Sogar die Audiodateien der beiden Tracks sehen fast identisch aus. [Foto: Nikita Verbitskiy]
Die 2020er Jahre haben den Y2K-Hype zurückgebracht. Alles aus unserer Kindheit und Jugend kommt zurück, ob neu verpackt oder original. In der Musikbranche ist es kein Geheimnis, dass der einfachste Weg zum Hit die Inspiration durch Songs dieser Ära ist. Oder ist alles nur geklaut? Wir haben uns ein paar Beispiele angeschaut.
Ein üblicher Weg, die Songs aus unserer Kindheit zurückzuholen, ist, die Rechte an der Musik zu erlangen oder eine Vereinbarung mit den Urhebern zu treffen. So war es zum Beispiel bei Lucianos Hit Beautiful Girl der Fall. Der Track Beautiful Girls von Sean Kingston aus dem Jahr 2007 wurde dabei gesampelt, also ein Stück der originalen Audio genommen und in den neuen Track eingebaut. Ein anderes bekanntes Beispiel war Juice WRLDs Song Lucid Dreams, dabei hat der Produzent die Gitarre von Stings Shape of My Heart nachgespielt. Das nennt man eine Interpolation. Juice WRLD und sein Team haben sich allerdings damals nicht die Rechte an der Musik gesichert und mussten sich im Nachhinein mit Sting einigen, der nun 75 Prozent aller Einnahmen des Songs bekommt.
Anders sieht die Sache aus, wenn die Parallelen weniger offensichtlich sind. Hier entstehen dann oft große und lange Gerichtsprozesse wie vor ein paar Jahren bei Robin Thickes Blurred Lines, dessen Drums und Bass gewisse Ähnlichkeiten zu Marvin Gayes Got To Give It Up aufwiesen. Hier wurde damals zugunsten Gayes entschieden – ein Präzedenzfall für viele weitere Fälle. Denn es stellt sich die Frage: Wo hört Inspiration auf und wo fängt Diebstahl an?

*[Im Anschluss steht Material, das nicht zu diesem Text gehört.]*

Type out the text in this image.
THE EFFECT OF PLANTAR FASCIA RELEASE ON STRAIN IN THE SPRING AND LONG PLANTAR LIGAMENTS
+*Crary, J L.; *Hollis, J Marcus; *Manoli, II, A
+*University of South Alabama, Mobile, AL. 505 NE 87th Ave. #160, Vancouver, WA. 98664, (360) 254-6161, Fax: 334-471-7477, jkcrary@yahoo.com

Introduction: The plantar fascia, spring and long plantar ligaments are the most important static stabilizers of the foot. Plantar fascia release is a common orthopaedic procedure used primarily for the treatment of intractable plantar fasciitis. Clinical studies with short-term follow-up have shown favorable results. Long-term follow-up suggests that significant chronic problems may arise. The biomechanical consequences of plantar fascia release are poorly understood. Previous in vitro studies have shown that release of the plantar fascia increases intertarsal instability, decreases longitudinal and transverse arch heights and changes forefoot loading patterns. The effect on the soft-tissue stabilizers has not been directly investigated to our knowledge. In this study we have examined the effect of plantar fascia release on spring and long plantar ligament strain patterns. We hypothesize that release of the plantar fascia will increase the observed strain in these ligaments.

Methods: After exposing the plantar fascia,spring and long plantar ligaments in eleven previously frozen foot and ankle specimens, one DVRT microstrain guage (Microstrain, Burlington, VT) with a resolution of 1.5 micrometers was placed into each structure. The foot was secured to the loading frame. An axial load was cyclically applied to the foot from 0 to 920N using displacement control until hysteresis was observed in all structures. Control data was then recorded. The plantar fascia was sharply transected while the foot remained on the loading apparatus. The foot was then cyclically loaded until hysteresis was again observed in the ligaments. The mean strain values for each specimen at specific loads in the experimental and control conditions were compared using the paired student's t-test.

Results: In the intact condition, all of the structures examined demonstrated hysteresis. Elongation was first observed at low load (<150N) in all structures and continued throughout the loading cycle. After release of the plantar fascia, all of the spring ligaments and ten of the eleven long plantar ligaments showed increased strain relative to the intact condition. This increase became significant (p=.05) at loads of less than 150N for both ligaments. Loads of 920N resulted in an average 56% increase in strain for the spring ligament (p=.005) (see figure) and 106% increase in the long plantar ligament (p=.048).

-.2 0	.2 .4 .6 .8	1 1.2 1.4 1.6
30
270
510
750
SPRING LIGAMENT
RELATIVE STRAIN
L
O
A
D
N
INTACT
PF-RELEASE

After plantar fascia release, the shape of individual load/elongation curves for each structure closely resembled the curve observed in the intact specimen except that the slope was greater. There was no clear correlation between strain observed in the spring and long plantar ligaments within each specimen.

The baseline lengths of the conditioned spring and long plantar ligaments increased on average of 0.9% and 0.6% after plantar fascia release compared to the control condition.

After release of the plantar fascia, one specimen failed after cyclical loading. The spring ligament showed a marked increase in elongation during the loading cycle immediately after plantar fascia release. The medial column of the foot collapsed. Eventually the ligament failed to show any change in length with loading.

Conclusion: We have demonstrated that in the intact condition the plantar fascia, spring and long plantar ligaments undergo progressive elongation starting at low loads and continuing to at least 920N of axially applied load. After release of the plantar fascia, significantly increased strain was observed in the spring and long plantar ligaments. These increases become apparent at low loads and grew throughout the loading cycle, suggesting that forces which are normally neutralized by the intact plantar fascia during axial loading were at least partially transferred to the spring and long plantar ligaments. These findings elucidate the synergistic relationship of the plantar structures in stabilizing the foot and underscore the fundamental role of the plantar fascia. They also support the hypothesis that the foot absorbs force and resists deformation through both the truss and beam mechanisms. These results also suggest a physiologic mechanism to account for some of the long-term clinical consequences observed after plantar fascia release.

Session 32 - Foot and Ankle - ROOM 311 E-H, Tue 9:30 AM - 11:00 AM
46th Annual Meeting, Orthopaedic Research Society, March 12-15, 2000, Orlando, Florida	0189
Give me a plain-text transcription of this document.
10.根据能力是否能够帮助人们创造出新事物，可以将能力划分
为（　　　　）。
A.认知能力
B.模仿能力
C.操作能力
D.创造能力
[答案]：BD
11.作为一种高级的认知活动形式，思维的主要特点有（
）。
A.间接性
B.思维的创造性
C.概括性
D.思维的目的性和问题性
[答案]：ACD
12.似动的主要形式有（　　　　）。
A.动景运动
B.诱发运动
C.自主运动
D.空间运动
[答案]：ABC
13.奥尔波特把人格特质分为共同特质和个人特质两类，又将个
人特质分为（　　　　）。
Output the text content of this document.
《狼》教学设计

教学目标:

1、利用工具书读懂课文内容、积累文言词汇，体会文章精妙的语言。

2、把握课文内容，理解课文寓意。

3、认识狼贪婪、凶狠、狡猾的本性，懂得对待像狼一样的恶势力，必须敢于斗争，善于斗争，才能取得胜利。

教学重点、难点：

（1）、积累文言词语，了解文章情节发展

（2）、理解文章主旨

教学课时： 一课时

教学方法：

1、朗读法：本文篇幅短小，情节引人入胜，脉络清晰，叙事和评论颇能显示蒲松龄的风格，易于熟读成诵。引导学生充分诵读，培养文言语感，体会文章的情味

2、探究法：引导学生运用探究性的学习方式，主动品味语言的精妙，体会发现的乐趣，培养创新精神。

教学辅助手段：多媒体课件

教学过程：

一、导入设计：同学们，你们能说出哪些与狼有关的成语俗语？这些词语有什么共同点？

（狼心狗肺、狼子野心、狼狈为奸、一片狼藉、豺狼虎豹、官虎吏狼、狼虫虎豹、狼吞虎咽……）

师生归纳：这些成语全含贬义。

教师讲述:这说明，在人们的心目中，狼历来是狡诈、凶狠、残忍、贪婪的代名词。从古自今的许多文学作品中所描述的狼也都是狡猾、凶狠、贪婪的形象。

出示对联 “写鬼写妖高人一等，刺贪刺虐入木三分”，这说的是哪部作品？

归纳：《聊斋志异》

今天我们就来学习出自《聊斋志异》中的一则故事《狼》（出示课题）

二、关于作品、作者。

Dass Musiker:innen eine Referenz nutzen, die die Richtung ihres nächsten Songs vorgibt, ist gängige Praxis, doch wie weit können sie gehen, ohne Konsequenzen zu befürchten? Dieser Frage muss sich aktuell auch Shirin David stellen. Nachdem sie letztes Jahr bereits im Rechtsstreit mit Kraftwerk-Mitglied Ralf Hütter war und ihren Song Hoes Up G’s Down angepasst neu hochladen musste, gibt es aktuell Vorwürfe zu ihrem neuen Song mit Sampagne, It Girl. Hier werden nämlich Parallelen zu California Gurls von Katy Perry gezogen. Wie bereits vom Creator Dr. Pop auf Social Media beschrieben, sind nicht nur die Tonart und das Tempo gleich, was erstmal nichts bedeuten muss, sondern auch der Beat hat eindeutige Ähnlichkeiten.
Von TiK ToK bis TikTok
Auch Ke$has ikonische Single TiK ToK aus dem Jahr 2010 wird als Vergleich herangezogen. Diese wird sogar von David in ihrem Text referenziert. Die (mittlerweile schlecht gealterte) erste Zeile: „Wake up in the mornin’ feelin’ like P. Diddy“ wird mit einer kleinen Änderung übersetzt und abgeändert zu: „Wache auf, fühle mich wie Shindy“. Was auffällt: der Flow, also die Taktung der Silben, ist fast identisch. Genau an dieser Stelle ergibt sich die Grauzone im Urheberrecht. Wenn ein Stück der originalen Aufnahme verwendet oder eine Melodie eins zu eins kopiert wird, wie in den ersten beiden Beispielen, ist der Fall klar. Doch reicht bereits eine gewisse Ähnlichkeit aus, um sich angreifbar zu machen?
Ebenfalls brandaktuell im Deutschpop ist Nina Chuba mit ihrer neuesten Single Fata Morgana. Es wird eine Ähnlichkeit zu Tokio Hotels Durch den Monsun nachgesagt, ein weiterer taktischer Zug in Richtung Wiederaufleben-lassen der 2000er. Von Kopie wird bei ihr allerdings nicht gesprochen, ganz im Gegenteil: Bill Kaulitz selbst hat ein Lypsinc Video zu dem Song gemacht und mittlerweile wurde auch ein Remix mit Tokio Hotel veröffentlicht. In diesem Fall waren die Ähnlichkeiten also eine gelungene Marketingtaktik von Seiten Chubas. Ob es im Fall Shirin David zu einem weiteren Prozess kommt und wie die Zukunft der Musiklandschaft und des Urheberrechts in Deutschland aussieht, bleibt noch abzuwarten.